Issue 4 2021 Editor's Choice

The raison d’être of an IT provider’s professional services is to optimise the performance of the solutions implemented at the customer’s premises and thus to meet their operational needs as precisely as possible. However, in just a short while with the pandemic, these needs have changed radically as companies have had to adapt and completely rethink their operating methods to cope with the crisis.

To continue to support them as closely as possible, professional services must also transform their offer and consider trends that have emerged or that have already been underway for several years and that have now accelerated.

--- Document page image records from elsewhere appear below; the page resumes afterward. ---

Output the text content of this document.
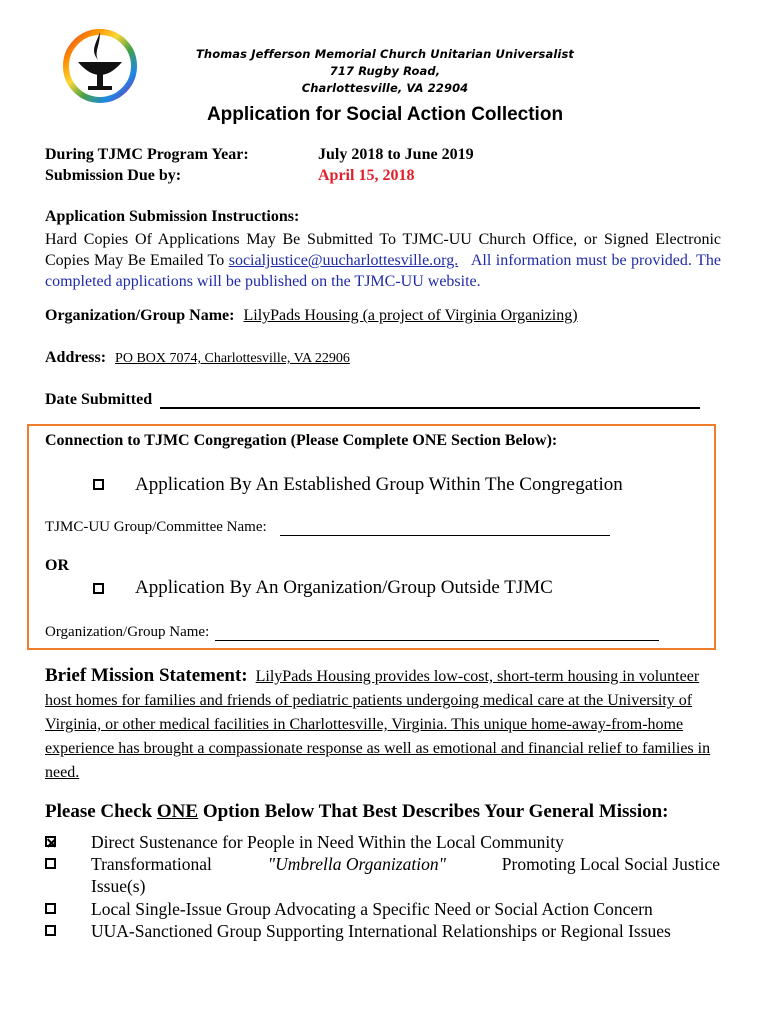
Thomas Jefferson Memorial Church Unitarian Universalist
717 Rugby Road,
Charlottesville, VA 22904
Application for Social Action Collection
During TJMC Program Year:	July 2018 to June 2019
Submission Due by:	April 15, 2018
Application Submission Instructions:
Hard Copies Of Applications May Be Submitted To TJMC-UU Church Office, or Signed Electronic Copies May Be Emailed To socialjustice@uucharlottesville.org. All information must be provided. The completed applications will be published on the TJMC-UU website.
Organization/Group Name: LilyPads Housing (a project of Virginia Organizing)
Address: PO BOX 7074, Charlottesville, VA 22906
Date Submitted
Connection to TJMC Congregation (Please Complete ONE Section Below):
Application By An Established Group Within The Congregation
TJMC-UU Group/Committee Name:
OR
Application By An Organization/Group Outside TJMC
Organization/Group Name:
Brief Mission Statement: LilyPads Housing provides low-cost, short-term housing in volunteer host homes for families and friends of pediatric patients undergoing medical care at the University of Virginia, or other medical facilities in Charlottesville, Virginia. This unique home-away-from-home experience has brought a compassionate response as well as emotional and financial relief to families in need.
Please Check ONE Option Below That Best Describes Your General Mission:
Direct Sustenance for People in Need Within the Local Community
Transformational	"Umbrella Organization"	Promoting Local Social Justice
Issue(s)
Local Single-Issue Group Advocating a Specific Need or Social Action Concern
UUA-Sanctioned Group Supporting International Relationships or Regional Issues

Remote services to meet the cloud boom

As a direct result of social distancing measures and the massive use of teleworking, cloud consumption has grown dramatically in 2020 and is expected to continue to do so in the years to come. 57% of companies believe they will spend more on SaaS solutions this year and 49% on public cloud.

In the physical security sector, where the cloud has traditionally played a minor role, this has resulted in the emergence of hybrid solutions that allow existing solutions to remain on site, move to the cloud for specific applications and gradually migrate systems as needed. This new development does add a layer of complexity to those carrying out complex, multi-system and multi-site physical security projects, including the job of integrators who support them.

For professional services, this means offering services linked to easing the transition to a hybrid or cloud model, but also changing the way these services are delivered and packaged so that they are more consistent with the cloud: remote and longer-term services, covering the entire life cycle of the customer and their experience.

Strengthening cybersecurity services

At the same time, cyber attacks have increased. Hackers have seen and seized many of the opportunities generated by the rapid and improvised implementation of teleworking in companies during the initial containment. In this context, 90% of companies have seen an increase in cyber attacks. The news of the last few weeks also shows that the trend is not weakening.

Cybersecurity cannot be improvised. It involves choosing the right solutions, with several layers of protection such as encryption, authentication and authorisation, acquired from trusted suppliers recognised for their transparency and the reliability of their products. This is essential, but it is not enough.

To strengthen their cyber hygiene, companies must also consider every integration, every configuration, every password in the deployment and life cycle of their software and hardware solutions. A multitude of risks must be minimised to ensure the best protection.

Professional services are best placed to assist in protecting not only their enterprise customers, but their integrators. Both of whom can be confident that their solutions have been optimised by the people who know them best: the people who developed and market them. To build resilience, companies need to be able to rely on services that assess their current cybersecurity across all components of their infrastructure and professional services need to take a more proactive approach to building resilience.

Despite the pandemic, the missions of professional services remain the same: to deliver value and minimise risk in the deployment of systems and then to ensure that everything works as intended over time. But the nature of these services needs to adapt, as deployments are now more open to the cloud and the risks are greater and more present. It is this new reality that professional services must consider.